Una o dos veces a la semana, la señora Machová venía para llevarse al bebé de paseo. Yo solía aprovechar entonces para llevarle bocetos terminados a mi editor, recoger nuevas tareas y echar un vistazo a la vida en el exterior. Un día de finales de febrero de 1948 me preparé para salir. Me sentía de muy buen humor. Me puse mi abrigo más bonito y un sombrero nuevo y salí a pasear por las calles de Praga. Cerca del centro de la ciudad me encontré con grupos de personas que se dirigían hacia la plaza de la Ciudad Vieja, y pensé con amargura: “¡Otra manifestación! ¿Por qué a la gente le sigue pareciendo divertido? ¡Y con este frío!”.

 

La intersección al pie de la plaza de San Wenceslao estaba completamente bloqueada por los trabajadores de una fábrica. Se hicieron a un lado con amabilidad, diciéndome cosas agradables y halagadoras, como suelen hacer los hombres de Praga. Les sonreí y proseguí mi camino hasta la avenida Národní.

 

Cuando entré en el despacho del editor, el anciano caballero estaba de pie junto a la ventana, mirando la calle atestada de gente. Ni siquiera se dio la vuelta para saludarme.
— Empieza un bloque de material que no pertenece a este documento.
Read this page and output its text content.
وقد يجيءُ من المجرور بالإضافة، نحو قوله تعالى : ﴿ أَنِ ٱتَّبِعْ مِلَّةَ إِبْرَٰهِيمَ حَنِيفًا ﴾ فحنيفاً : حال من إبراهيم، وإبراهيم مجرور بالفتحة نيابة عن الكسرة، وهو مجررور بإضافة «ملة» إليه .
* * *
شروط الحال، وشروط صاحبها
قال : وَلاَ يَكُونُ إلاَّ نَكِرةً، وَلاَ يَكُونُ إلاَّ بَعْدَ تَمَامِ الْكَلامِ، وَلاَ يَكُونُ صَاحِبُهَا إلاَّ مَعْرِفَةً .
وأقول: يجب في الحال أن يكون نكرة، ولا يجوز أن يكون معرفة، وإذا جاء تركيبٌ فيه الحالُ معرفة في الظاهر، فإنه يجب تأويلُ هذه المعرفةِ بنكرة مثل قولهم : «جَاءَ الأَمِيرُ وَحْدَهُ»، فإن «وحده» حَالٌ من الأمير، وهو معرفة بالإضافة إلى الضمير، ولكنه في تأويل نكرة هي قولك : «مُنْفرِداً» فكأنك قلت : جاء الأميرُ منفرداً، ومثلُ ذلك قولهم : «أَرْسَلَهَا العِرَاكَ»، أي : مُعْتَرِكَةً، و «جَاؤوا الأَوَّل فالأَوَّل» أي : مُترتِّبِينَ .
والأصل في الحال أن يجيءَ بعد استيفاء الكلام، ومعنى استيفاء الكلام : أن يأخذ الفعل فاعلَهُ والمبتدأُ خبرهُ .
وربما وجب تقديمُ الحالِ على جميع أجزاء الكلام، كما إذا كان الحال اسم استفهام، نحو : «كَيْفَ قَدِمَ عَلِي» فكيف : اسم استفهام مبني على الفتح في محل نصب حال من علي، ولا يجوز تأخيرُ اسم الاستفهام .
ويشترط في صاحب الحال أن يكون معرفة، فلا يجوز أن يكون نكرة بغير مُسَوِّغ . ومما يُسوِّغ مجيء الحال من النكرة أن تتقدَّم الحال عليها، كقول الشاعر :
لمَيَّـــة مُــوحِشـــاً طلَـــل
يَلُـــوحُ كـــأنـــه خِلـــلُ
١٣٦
En voz muy baja, dijo:

 

—Este es un día para el recuerdo. Hoy se está muriendo nuestra democracia.

 

Permanecí de pie junto a él, atemorizada de repente. Afuera, en la calle, la voz de Klement Gottwald comenzó a atronar por los altavoces.

 

 

 

Este es un fragmento del libro Bajo una estrella cruel. Una vida en Praga (1941-1968), que Libros del Asteroide publica el 1 de marzo. La traducción es de Luis Álvarez Mayo.

 

 

 

Heda Margolius Kovály (Praga, 1919-2010) nació en una familia de judíos acomodados. Fue deportada junto a lo suyos en 1941 al gueto de Lodz, en el centro de Polonia, y después a distintos campos de concentración. Consiguió escapar y refugiarse en Praga hasta el final de la guerra. Casada con Rudolf Margolius, su marido fue condenado a muerte en una de las primeras purgas estalinistas del régimen comunista chechoslovaco y ejecutado. Malvivió con su hijo haciendo traducciones, hasta que, tras casarse en 1955 con el filósofo Pavel Kovály, emigraron a Estados Unidos. Trabajó en la biblioteca de Harvard. En 1996 regresaron al país natal. De ella son las palabras, “es necesario vivir en un sistema social con cuyos principios fundamentales uno esté de acuerdo, bajo un gobierno en el que pueda confiar. No se puede construir una vida privada feliz sobre una sociedad corrupta, del mismo modo que no se puede construir una casa sobre el fango, hay que poner antes los cimientos”.